Les agents ont identifié l'entreprise responsable des déchets abandonnés. Une procédure judiciaire a été engagée. L'infraction, qualifiée de contravention de 4e classe, est passible d'une amende forfaitaire de 135 euros, pouvant aller jusqu'à 1 500 euros selon les circonstances.
L'entreprise mise en cause a nettoyé et remis en état le site, comme la loi l'y oblige. Le dépôt sauvage de déchets constitue une infraction pénale, avec des effets directs sur la salubrité publique et le quotidien des riverains.


9 commentaires
Nous on paye nos taxes, nos loyers, notre collecte de déchets, tout dans les règles, et il y a des entreprises qui économisent sur le dos du péi-la comme ça. C'est décourageant franchement. Quand mes clients voient des coins sales, des dépôts sauvages, c'est l'image du commerce en général qui prend un coup, pas seulement celle du fautif.
@Patrick974, tu as commencé une réponse mais on a pas eu la fin, tu peux compléter ? Parce que la question d'Anaëlle est vraiment pertinente.
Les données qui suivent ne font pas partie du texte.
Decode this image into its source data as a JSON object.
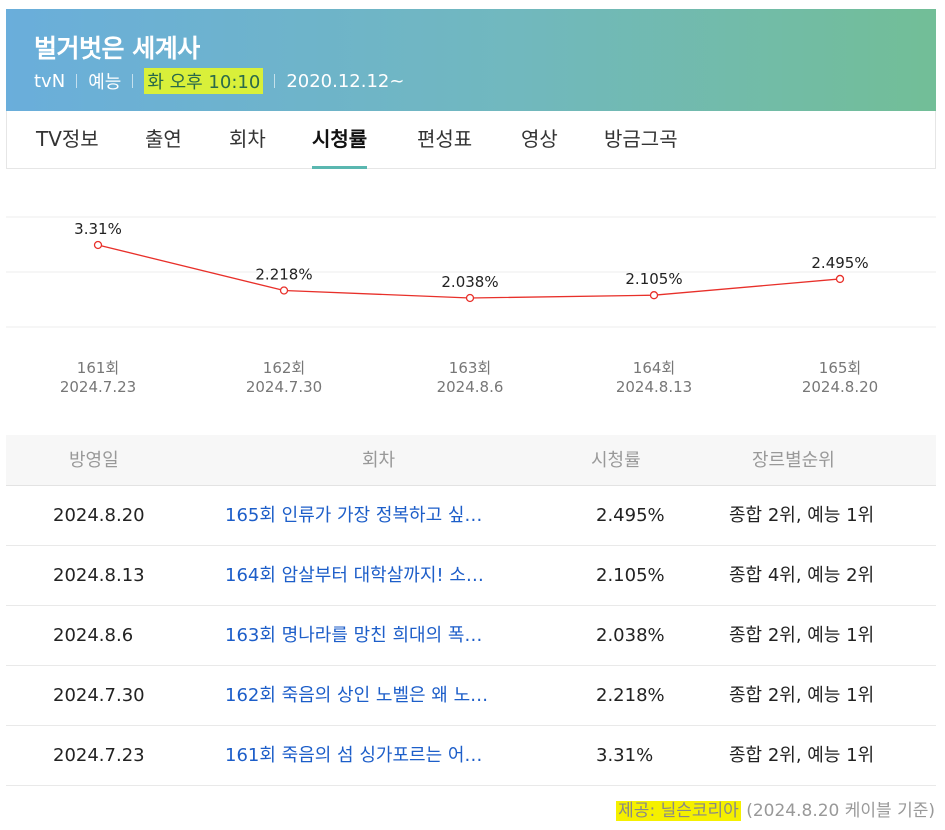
{
  "header": {
    "title": "벌거벗은 세계사",
    "channel": "tvN",
    "genre": "예능",
    "schedule": "화 오후 10:10",
    "start_date": "2020.12.12~"
  },
  "tabs": [
    {
      "label": "TV정보",
      "active": false
    },
    {
      "label": "출연",
      "active": false
    },
    {
      "label": "회차",
      "active": false
    },
    {
      "label": "시청률",
      "active": true
    },
    {
      "label": "편성표",
      "active": false
    },
    {
      "label": "영상",
      "active": false
    },
    {
      "label": "방금그곡",
      "active": false
    }
  ],
  "chart_data": {
    "type": "line",
    "series_color": "#e8302a",
    "points": [
      {
        "episode": "161회",
        "date": "2024.7.23",
        "value": 3.31,
        "label": "3.31%"
      },
      {
        "episode": "162회",
        "date": "2024.7.30",
        "value": 2.218,
        "label": "2.218%"
      },
      {
        "episode": "163회",
        "date": "2024.8.6",
        "value": 2.038,
        "label": "2.038%"
      },
      {
        "episode": "164회",
        "date": "2024.8.13",
        "value": 2.105,
        "label": "2.105%"
      },
      {
        "episode": "165회",
        "date": "2024.8.20",
        "value": 2.495,
        "label": "2.495%"
      }
    ],
    "grid": true
  },
  "table": {
    "headers": {
      "date": "방영일",
      "episode": "회차",
      "rating": "시청률",
      "rank": "장르별순위"
    },
    "rows": [
      {
        "date": "2024.8.20",
        "ep_no": "165",
        "ep_suffix": "회 인류가 가장 정복하고 싶…",
        "rating": "2.495%",
        "rank": "종합 2위, 예능 1위"
      },
      {
        "date": "2024.8.13",
        "ep_no": "164",
        "ep_suffix": "회 암살부터 대학살까지! 소…",
        "rating": "2.105%",
        "rank": "종합 4위, 예능 2위"
      },
      {
        "date": "2024.8.6",
        "ep_no": "163",
        "ep_suffix": "회 명나라를 망친 희대의 폭…",
        "rating": "2.038%",
        "rank": "종합 2위, 예능 1위"
      },
      {
        "date": "2024.7.30",
        "ep_no": "162",
        "ep_suffix": "회 죽음의 상인 노벨은 왜 노…",
        "rating": "2.218%",
        "rank": "종합 2위, 예능 1위"
      },
      {
        "date": "2024.7.23",
        "ep_no": "161",
        "ep_suffix": "회 죽음의 섬 싱가포르는 어…",
        "rating": "3.31%",
        "rank": "종합 2위, 예능 1위"
      }
    ]
  },
  "source": {
    "provider": "제공: 닐슨코리아",
    "basis": "(2024.8.20 케이블 기준)"
  }
}
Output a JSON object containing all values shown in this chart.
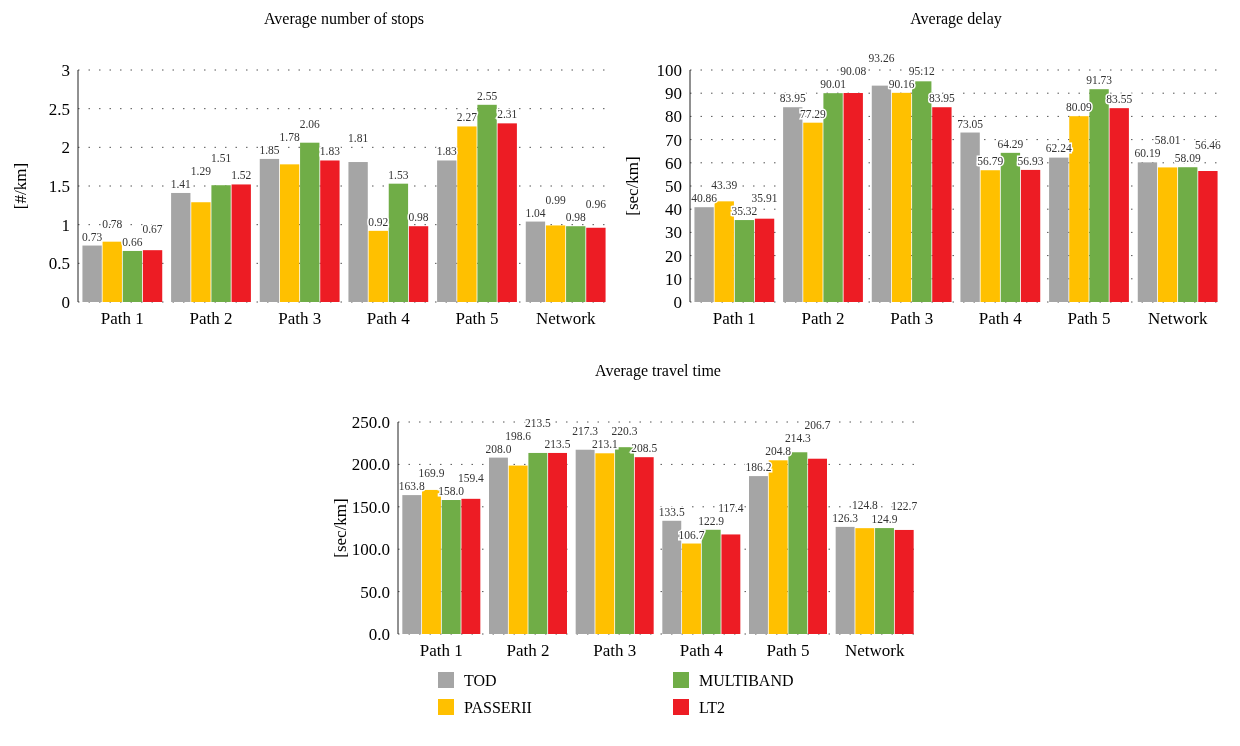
{
  "chart_data": [
    {
      "type": "bar",
      "title": "Average number of stops",
      "ylabel": "[#/km]",
      "categories": [
        "Path 1",
        "Path 2",
        "Path 3",
        "Path 4",
        "Path 5",
        "Network"
      ],
      "ylim": [
        0,
        3
      ],
      "yticks": [
        0,
        0.5,
        1,
        1.5,
        2,
        2.5,
        3
      ],
      "grid": "y",
      "data_labels": true,
      "series": [
        {
          "color": "#a5a5a5",
          "values": [
            0.73,
            1.41,
            1.85,
            1.81,
            1.83,
            1.04
          ]
        },
        {
          "color": "#ffc000",
          "values": [
            0.78,
            1.29,
            1.78,
            0.92,
            2.27,
            0.99
          ]
        },
        {
          "color": "#70ad47",
          "values": [
            0.66,
            1.51,
            2.06,
            1.53,
            2.55,
            0.98
          ]
        },
        {
          "color": "#ed1c24",
          "values": [
            0.67,
            1.52,
            1.83,
            0.98,
            2.31,
            0.96
          ]
        }
      ]
    },
    {
      "type": "bar",
      "title": "Average delay",
      "ylabel": "[sec/km]",
      "categories": [
        "Path 1",
        "Path 2",
        "Path 3",
        "Path 4",
        "Path 5",
        "Network"
      ],
      "ylim": [
        0,
        100
      ],
      "yticks": [
        0,
        10,
        20,
        30,
        40,
        50,
        60,
        70,
        80,
        90,
        100
      ],
      "grid": "y",
      "data_labels": true,
      "series": [
        {
          "color": "#a5a5a5",
          "values": [
            40.86,
            83.95,
            93.26,
            73.05,
            62.24,
            60.19
          ]
        },
        {
          "color": "#ffc000",
          "values": [
            43.39,
            77.29,
            90.16,
            56.79,
            80.09,
            58.01
          ]
        },
        {
          "color": "#70ad47",
          "values": [
            35.32,
            90.01,
            95.12,
            64.29,
            91.73,
            58.09
          ]
        },
        {
          "color": "#ed1c24",
          "values": [
            35.91,
            90.08,
            83.95,
            56.93,
            83.55,
            56.46
          ]
        }
      ]
    },
    {
      "type": "bar",
      "title": "Average travel time",
      "ylabel": "[sec/km]",
      "categories": [
        "Path 1",
        "Path 2",
        "Path 3",
        "Path 4",
        "Path 5",
        "Network"
      ],
      "ylim": [
        0,
        250
      ],
      "yticks": [
        {
          "value": 0,
          "label": "0.0"
        },
        {
          "value": 50,
          "label": "50.0"
        },
        {
          "value": 100,
          "label": "100.0"
        },
        {
          "value": 150,
          "label": "150.0"
        },
        {
          "value": 200,
          "label": "200.0"
        },
        {
          "value": 250,
          "label": "250.0"
        }
      ],
      "grid": "y",
      "legend": "bottom",
      "series": [
        {
          "name": "TOD",
          "color": "#a5a5a5",
          "values": [
            163.8,
            208.0,
            217.3,
            133.5,
            186.2,
            126.3
          ],
          "value_labels": [
            "163.8",
            "208.0",
            "217.3",
            "133.5",
            "186.2",
            "126.3"
          ]
        },
        {
          "name": "PASSERII",
          "color": "#ffc000",
          "values": [
            169.9,
            198.6,
            213.1,
            106.7,
            204.8,
            124.8
          ],
          "value_labels": [
            "169.9",
            "198.6",
            "213.1",
            "106.7",
            "204.8",
            "124.8"
          ]
        },
        {
          "name": "MULTIBAND",
          "color": "#70ad47",
          "values": [
            158.0,
            213.5,
            220.3,
            122.9,
            214.3,
            124.9
          ],
          "value_labels": [
            "158.0",
            "213.5",
            "220.3",
            "122.9",
            "214.3",
            "124.9"
          ]
        },
        {
          "name": "LT2",
          "color": "#ed1c24",
          "values": [
            159.4,
            213.5,
            208.5,
            117.4,
            206.7,
            122.7
          ],
          "value_labels": [
            "159.4",
            "213.5",
            "208.5",
            "117.4",
            "206.7",
            "122.7"
          ]
        }
      ]
    }
  ]
}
Si une condamnation pénale peut bloquer l'accès aux marchés publics, c'est là que ça devient vraiment dissuasif. 135 euros tout seul ça change rien dans le business model d'une boîte, mais perdre des contrats publics c'est une autre histoire.
@Jean-Marc, exactement. C'est pas un accident, c'est un choix. Et ce choix, il salit le travail de tous ceux qui font les choses correctement. 135 euros pour une entreprise, ça fait pas mal. J'espère qu'ils iront chercher le maximum.
@Anaëlle, bonne question. En théorie, une condamnation pénale peut effectivement apparaître dans le casier judiciaire de la personne morale, ce qui peut compliquer l'accès aux marchés publics lors des vérifications de moralité. Mais en pratique, pour une contravention de 4e classe, l'impact reste limité. Ce qui me frappe davantage, c'est le calcul économique : si une benne coûte 300 à 400 euros et que l'amende plafonne à 1 500 euros, le risque financier réel est trop faible pour décourager les récidivistes. La dissuasion n'est efficace que si la sanction dépasse le gain espéré, c'est un principe de base.
C'est bien que la brigade soit intervenue et que l'entreprise ait remis le site en état, ça montre que les mécanismes existent. J'espère juste que ça donnera envie à d'autres de faire le bon choix en amont, parce qu'un environnement sain ça bénéficie à tout le monde, aux riverains, aux entrepreneurs, à toute la communauté.
Bonne nouvelle que le site ait été remis en état.
Dans le BTP on sait très bien ce que coûte une benne correcte pour évacuer les gravats et les déchets de chantier. Quand une boîte choisit de balancer ça dans la rue, c'est pas un oubli, c'est une décision. 135 euros d'amende c'est une blague par rapport au prix d'une benne, lé pa fasil de comprendre comment ça peut encore décourager quelqu'un. Il faut monter les sanctions sérieusement.
Question sincère : est-ce que la procédure judiciaire mentionnée peut aller au-delà de l'amende, genre une inscription quelque part qui pénaliserait l'entreprise pour de futurs marchés publics ? Je me demande si ça a des conséquences réelles sur la réputation ou le dossier de l'entreprise.
Ravine Blanche, c'est une entrée de ville quand même. Les touristes qui descendent vers Saint-Pierre, ils voient ça en premier. On se bat pour avoir des belles terrasses, une cuisine soignée, et on laisse des déchets en pleine rue. C'est dommage que l'amende soit aussi basse franchement, 135 euros ça va pas faire mal à grand monde.